ADC C’est bien entendu une option mais ce n’est pas celle que nous privilégions. Transférer l’enfant en Europe coûte beaucoup plus cher et ne permet pas d’augmenter l’expérience des équipes locales, ce qui est primordial . De plus, la famille peut être auprès de son enfant alors que ça n’est bien souvent pas possible en cas de transfert.
IV Après l’opération vient la phase post-opératoire. Quels sont les risques possibles?
ADC Il y a souvent des complications, car la récupération après une telle intervention est longue et difficile. Les infections sont les risques les plus courants.

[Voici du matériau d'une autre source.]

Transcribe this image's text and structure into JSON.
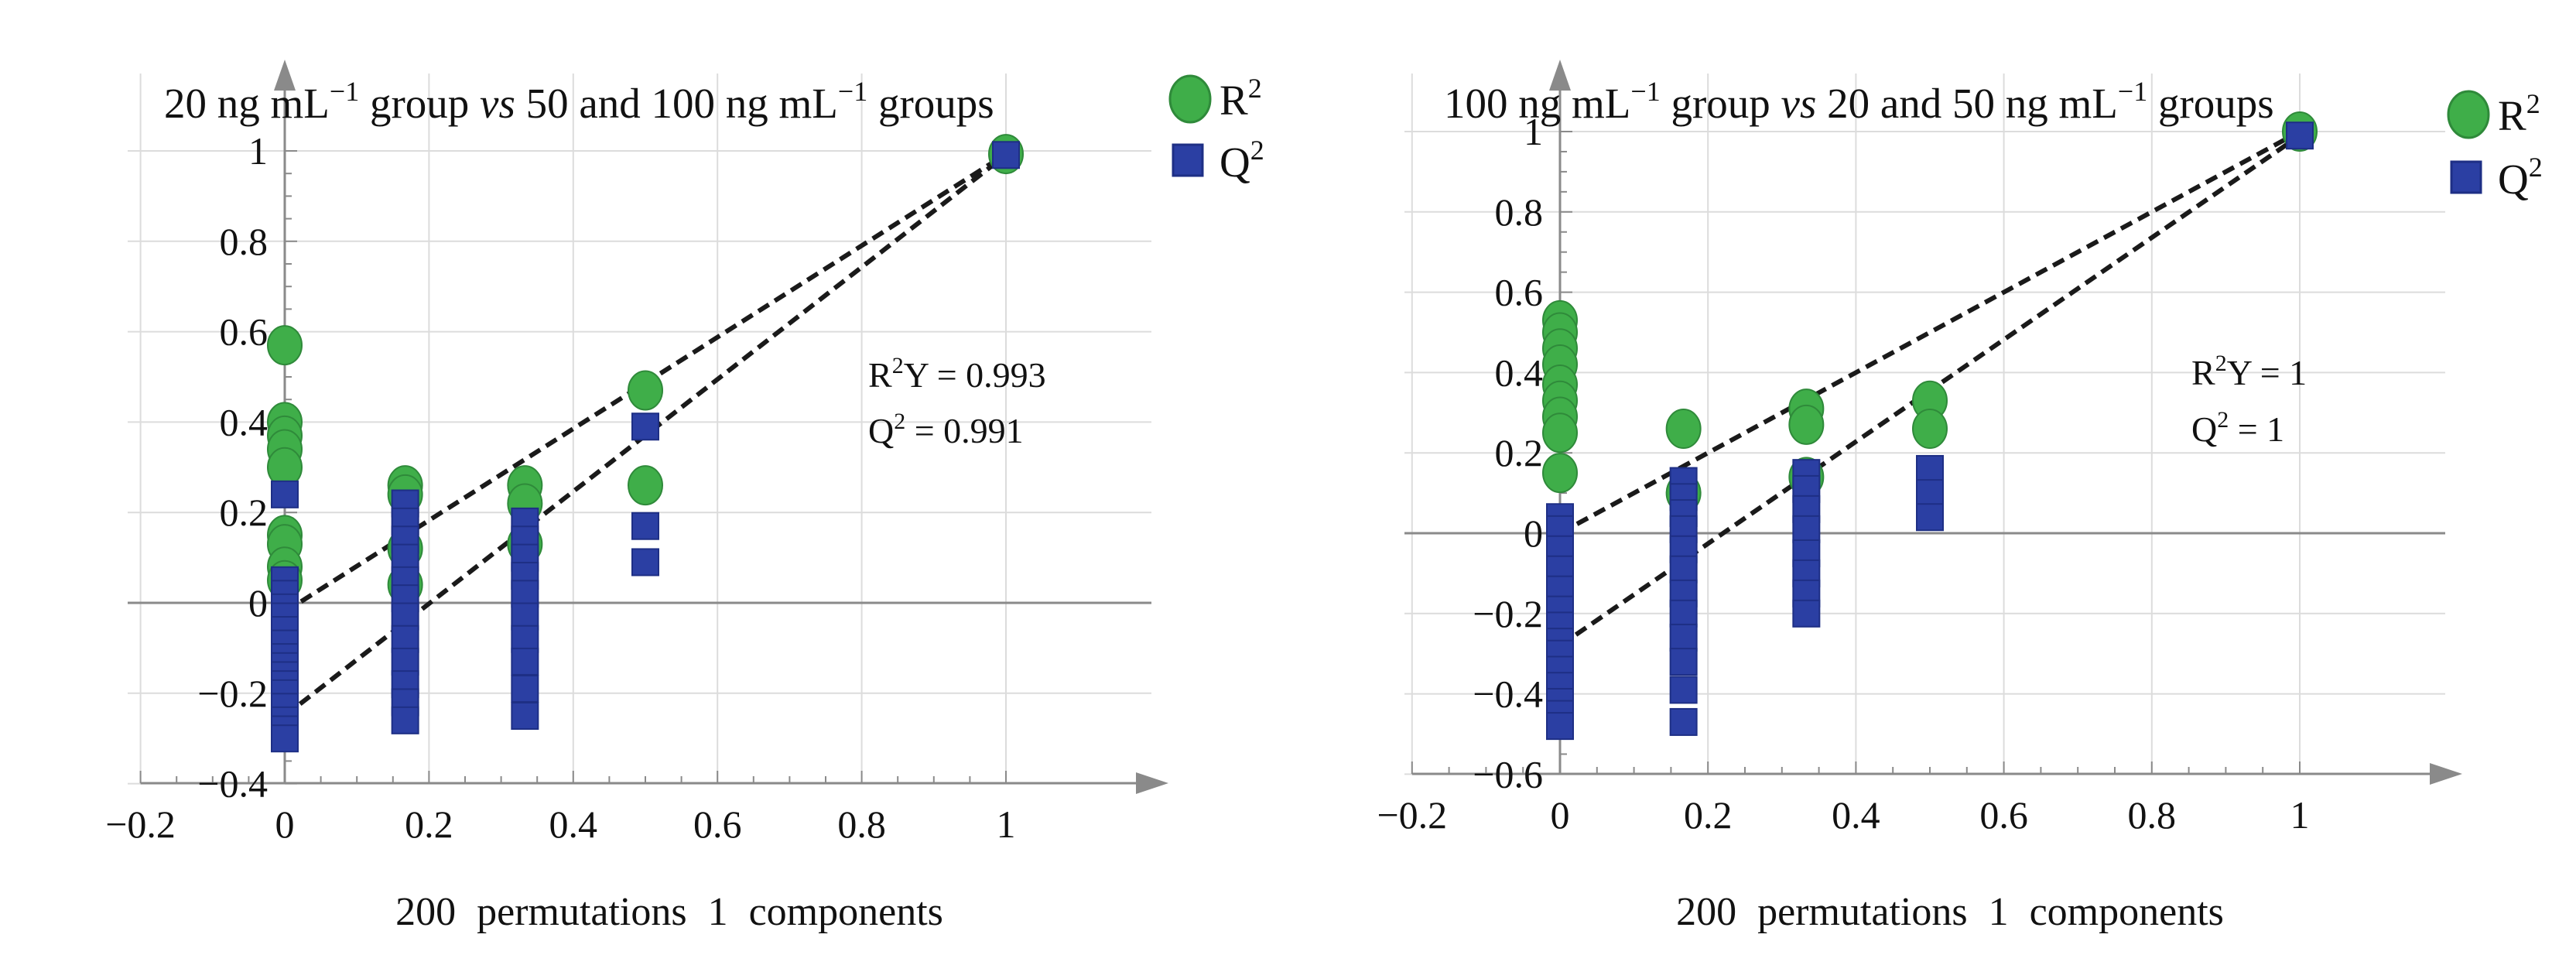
{
  "chart_data": [
    {
      "type": "scatter",
      "title": {
        "prefix": "20 ng mL",
        "prefix_sup": "−1",
        "middle_a": " group ",
        "vs": "vs",
        "middle_b": " 50 and 100 ng mL",
        "suffix_sup": "−1",
        "suffix": " groups"
      },
      "xlabel": "200 permutations 1 components",
      "xlim": [
        -0.2,
        1.2
      ],
      "ylim": [
        -0.4,
        1.1
      ],
      "xticks": [
        -0.2,
        0,
        0.2,
        0.4,
        0.6,
        0.8,
        1
      ],
      "xtick_labels": [
        "−0.2",
        "0",
        "0.2",
        "0.4",
        "0.6",
        "0.8",
        "1"
      ],
      "yticks": [
        -0.4,
        -0.2,
        0,
        0.2,
        0.4,
        0.6,
        0.8,
        1
      ],
      "ytick_labels": [
        "−0.4",
        "−0.2",
        "0",
        "0.2",
        "0.4",
        "0.6",
        "0.8",
        "1"
      ],
      "grid": true,
      "legend": [
        {
          "name": "R",
          "sup": "2",
          "color": "#3fae49",
          "marker": "circle"
        },
        {
          "name": "Q",
          "sup": "2",
          "color": "#2b3fa3",
          "marker": "square"
        }
      ],
      "annotation": {
        "r2y_label": "R",
        "r2y_sup": "2",
        "r2y_text": "Y = 0.993",
        "q2_label": "Q",
        "q2_sup": "2",
        "q2_text": " = 0.991"
      },
      "series": [
        {
          "name": "R2",
          "x": [
            0,
            0,
            0,
            0,
            0,
            0,
            0,
            0,
            0,
            0.167,
            0.167,
            0.167,
            0.167,
            0.333,
            0.333,
            0.333,
            0.5,
            0.5,
            1
          ],
          "y": [
            0.57,
            0.4,
            0.37,
            0.34,
            0.3,
            0.15,
            0.13,
            0.08,
            0.05,
            0.26,
            0.24,
            0.12,
            0.04,
            0.26,
            0.22,
            0.13,
            0.47,
            0.26,
            0.993
          ]
        },
        {
          "name": "Q2",
          "x": [
            0,
            0,
            0,
            0,
            0,
            0,
            0,
            0,
            0,
            0,
            0,
            0,
            0,
            0,
            0,
            0,
            0.167,
            0.167,
            0.167,
            0.167,
            0.167,
            0.167,
            0.167,
            0.167,
            0.167,
            0.167,
            0.167,
            0.167,
            0.333,
            0.333,
            0.333,
            0.333,
            0.333,
            0.333,
            0.333,
            0.333,
            0.333,
            0.333,
            0.5,
            0.5,
            0.5,
            1
          ],
          "y": [
            0.24,
            0.05,
            0.02,
            -0.01,
            -0.03,
            -0.06,
            -0.09,
            -0.12,
            -0.14,
            -0.16,
            -0.18,
            -0.2,
            -0.23,
            -0.26,
            -0.28,
            -0.3,
            0.22,
            0.18,
            0.14,
            0.1,
            0.05,
            0.01,
            -0.03,
            -0.08,
            -0.13,
            -0.18,
            -0.22,
            -0.26,
            0.18,
            0.14,
            0.1,
            0.06,
            0.02,
            -0.03,
            -0.08,
            -0.13,
            -0.19,
            -0.25,
            0.39,
            0.17,
            0.09,
            0.991
          ]
        }
      ],
      "regression_lines": [
        {
          "series": "R2",
          "x": [
            0,
            1
          ],
          "y": [
            -0.02,
            0.993
          ]
        },
        {
          "series": "Q2",
          "x": [
            0,
            1
          ],
          "y": [
            -0.25,
            0.991
          ]
        }
      ]
    },
    {
      "type": "scatter",
      "title": {
        "prefix": "100 ng mL",
        "prefix_sup": "−1",
        "middle_a": " group ",
        "vs": "vs",
        "middle_b": " 20 and 50 ng mL",
        "suffix_sup": "−1",
        "suffix": " groups"
      },
      "xlabel": "200 permutations 1 components",
      "xlim": [
        -0.2,
        1.2
      ],
      "ylim": [
        -0.6,
        1.1
      ],
      "xticks": [
        -0.2,
        0,
        0.2,
        0.4,
        0.6,
        0.8,
        1
      ],
      "xtick_labels": [
        "−0.2",
        "0",
        "0.2",
        "0.4",
        "0.6",
        "0.8",
        "1"
      ],
      "yticks": [
        -0.6,
        -0.4,
        -0.2,
        0,
        0.2,
        0.4,
        0.6,
        0.8,
        1
      ],
      "ytick_labels": [
        "−0.6",
        "−0.4",
        "−0.2",
        "0",
        "0.2",
        "0.4",
        "0.6",
        "0.8",
        "1"
      ],
      "grid": true,
      "legend": [
        {
          "name": "R",
          "sup": "2",
          "color": "#3fae49",
          "marker": "circle"
        },
        {
          "name": "Q",
          "sup": "2",
          "color": "#2b3fa3",
          "marker": "square"
        }
      ],
      "annotation": {
        "r2y_label": "R",
        "r2y_sup": "2",
        "r2y_text": "Y = 1",
        "q2_label": "Q",
        "q2_sup": "2",
        "q2_text": " = 1"
      },
      "series": [
        {
          "name": "R2",
          "x": [
            0,
            0,
            0,
            0,
            0,
            0,
            0,
            0,
            0,
            0.167,
            0.167,
            0.333,
            0.333,
            0.333,
            0.5,
            0.5,
            1
          ],
          "y": [
            0.53,
            0.5,
            0.46,
            0.42,
            0.37,
            0.33,
            0.29,
            0.25,
            0.15,
            0.26,
            0.1,
            0.31,
            0.27,
            0.14,
            0.33,
            0.26,
            1.0
          ]
        },
        {
          "name": "Q2",
          "x": [
            0,
            0,
            0,
            0,
            0,
            0,
            0,
            0,
            0,
            0,
            0,
            0,
            0,
            0,
            0.167,
            0.167,
            0.167,
            0.167,
            0.167,
            0.167,
            0.167,
            0.167,
            0.167,
            0.167,
            0.167,
            0.167,
            0.333,
            0.333,
            0.333,
            0.333,
            0.333,
            0.333,
            0.333,
            0.333,
            0.5,
            0.5,
            0.5,
            1
          ],
          "y": [
            0.04,
            0.01,
            -0.04,
            -0.09,
            -0.14,
            -0.19,
            -0.23,
            -0.27,
            -0.3,
            -0.34,
            -0.38,
            -0.42,
            -0.45,
            -0.48,
            0.13,
            0.09,
            0.05,
            0.01,
            -0.04,
            -0.09,
            -0.15,
            -0.2,
            -0.26,
            -0.32,
            -0.39,
            -0.47,
            0.15,
            0.11,
            0.06,
            0.01,
            -0.05,
            -0.1,
            -0.15,
            -0.2,
            0.16,
            0.1,
            0.04,
            0.99
          ]
        }
      ],
      "regression_lines": [
        {
          "series": "R2",
          "x": [
            0,
            1
          ],
          "y": [
            0.0,
            1.0
          ]
        },
        {
          "series": "Q2",
          "x": [
            0,
            1
          ],
          "y": [
            -0.28,
            0.99
          ]
        }
      ]
    }
  ]
}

Pour l’une des jumelles, cela a malheureusement été fatal. Cela m’attriste énormément. Elle avait une suture intestinale qui peinait à guérir. J’ai eu beaucoup d’appels avec l’équipe ivoirienne pour évaluer la situation. Malheureusement, elle est décédée d’une septicémie en avril dernier, quatre mois après l’opération. Même si on sait que ce risque existe, cela reste une terrible nouvelle.

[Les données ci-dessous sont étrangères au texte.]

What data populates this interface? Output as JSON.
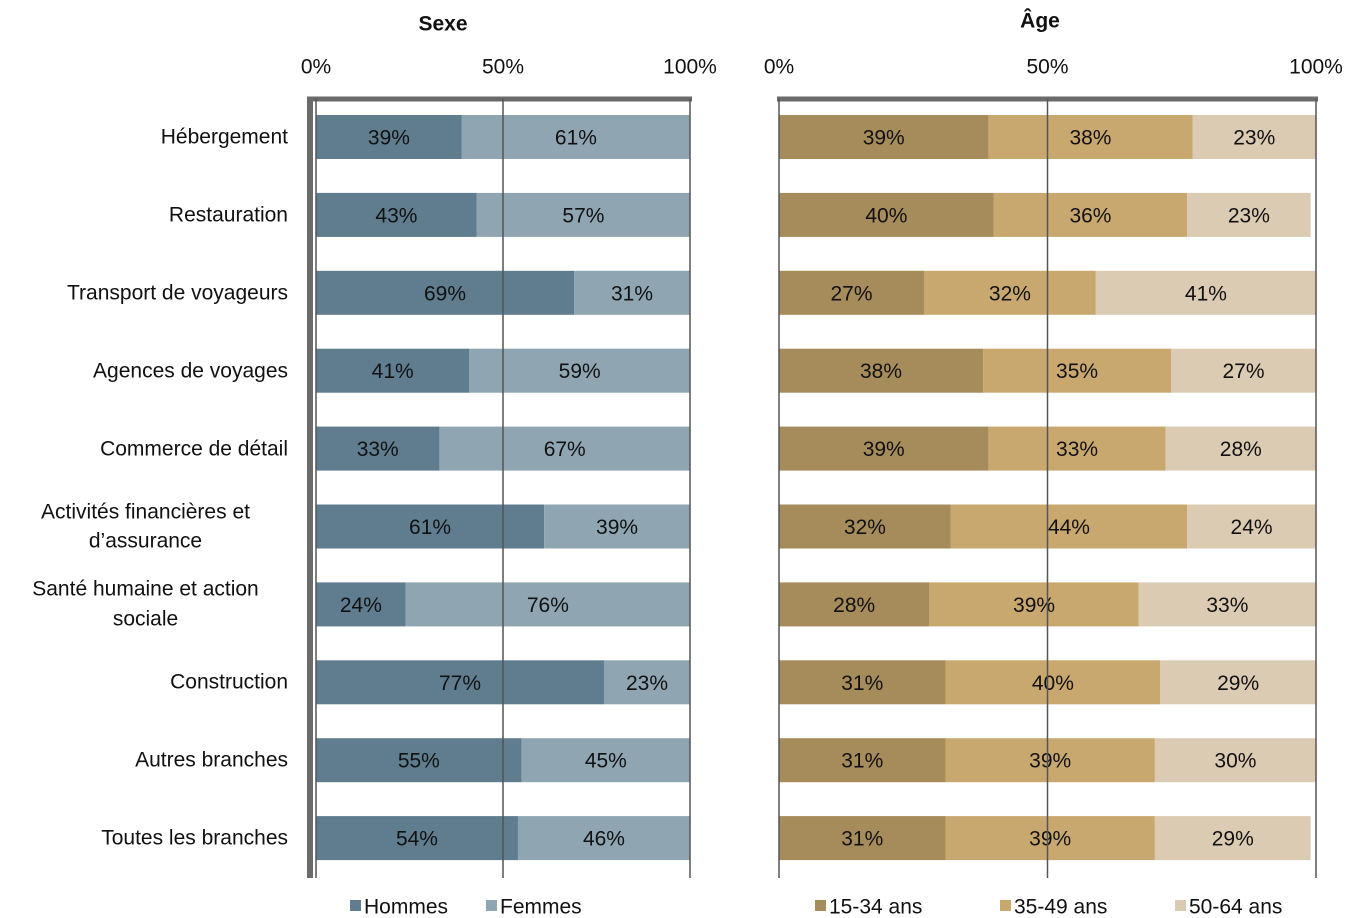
{
  "chart_data": [
    {
      "type": "bar",
      "stacked": true,
      "orientation": "horizontal",
      "title": "Sexe",
      "categories": [
        "Hébergement",
        "Restauration",
        "Transport de voyageurs",
        "Agences de voyages",
        "Commerce de détail",
        "Activités financières et d’assurance",
        "Santé humaine et action sociale",
        "Construction",
        "Autres branches",
        "Toutes les branches"
      ],
      "series": [
        {
          "name": "Hommes",
          "color": "#5f7d8f",
          "values": [
            39,
            43,
            69,
            41,
            33,
            61,
            24,
            77,
            55,
            54
          ],
          "value_labels": [
            "39%",
            "43%",
            "69%",
            "41%",
            "33%",
            "61%",
            "24%",
            "77%",
            "55%",
            "54%"
          ]
        },
        {
          "name": "Femmes",
          "color": "#8fa5b2",
          "values": [
            61,
            57,
            31,
            59,
            67,
            39,
            76,
            23,
            45,
            46
          ],
          "value_labels": [
            "61%",
            "57%",
            "31%",
            "59%",
            "67%",
            "39%",
            "76%",
            "23%",
            "45%",
            "46%"
          ]
        }
      ],
      "xlim": [
        0,
        100
      ],
      "xticks": [
        {
          "value": 0,
          "label": "0%"
        },
        {
          "value": 50,
          "label": "50%"
        },
        {
          "value": 100,
          "label": "100%"
        }
      ],
      "grid": true
    },
    {
      "type": "bar",
      "stacked": true,
      "orientation": "horizontal",
      "title": "Âge",
      "series": [
        {
          "name": "15-34 ans",
          "color": "#a68b5b",
          "values": [
            39,
            40,
            27,
            38,
            39,
            32,
            28,
            31,
            31,
            31
          ],
          "value_labels": [
            "39%",
            "40%",
            "27%",
            "38%",
            "39%",
            "32%",
            "28%",
            "31%",
            "31%",
            "31%"
          ]
        },
        {
          "name": "35-49 ans",
          "color": "#c9a870",
          "values": [
            38,
            36,
            32,
            35,
            33,
            44,
            39,
            40,
            39,
            39
          ],
          "value_labels": [
            "38%",
            "36%",
            "32%",
            "35%",
            "33%",
            "44%",
            "39%",
            "40%",
            "39%",
            "39%"
          ]
        },
        {
          "name": "50-64 ans",
          "color": "#dccbb3",
          "values": [
            23,
            23,
            41,
            27,
            28,
            24,
            33,
            29,
            30,
            29
          ],
          "value_labels": [
            "23%",
            "23%",
            "41%",
            "27%",
            "28%",
            "24%",
            "33%",
            "29%",
            "30%",
            "29%"
          ]
        }
      ],
      "xlim": [
        0,
        100
      ],
      "xticks": [
        {
          "value": 0,
          "label": "0%"
        },
        {
          "value": 50,
          "label": "50%"
        },
        {
          "value": 100,
          "label": "100%"
        }
      ],
      "grid": true
    }
  ]
}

IV Comment se porte sa sœur?
ADC Elle va bien. C’est une chance inouïe, car elle avait contracté une grave pneumonie post-opératoire. Aujourd’hui, hormis sa cicatrice à l’abdomen, rien ne laisserait penser qu’elle était siamoise il y a encore quelques mois.
Un phénomène rare
Les cas de bébés siamois sont très rares ; ils concernent environ une grossesse sur 100'000 dans le monde. Les siamois-es sont des jumeaux ou des jumelles issu-es d’un seul œuf fécondé. Lors d’une grossesse gémellaire ordinaire, cet œuf se sépare en deux dès les premiers jours après la fécondation, donnant lieu à un ou deux placentas et une ou deux poches des eaux. Or, dans de très rares cas, la séparation ne se fait pas correctement. À partir du 13e jour, des parties de corps des deux fœtus peuvent se lier. Ce phénomène est plus fréquent en Asie et en Afrique et touche trois fois plus les filles, sans qu’on puisse en expliquer la cause. En Occident, les suivis étroits de grossesses réduisent le nombre de cas. En Suisse, on recense trois cas de siamois-es opéré-es en quarante ans.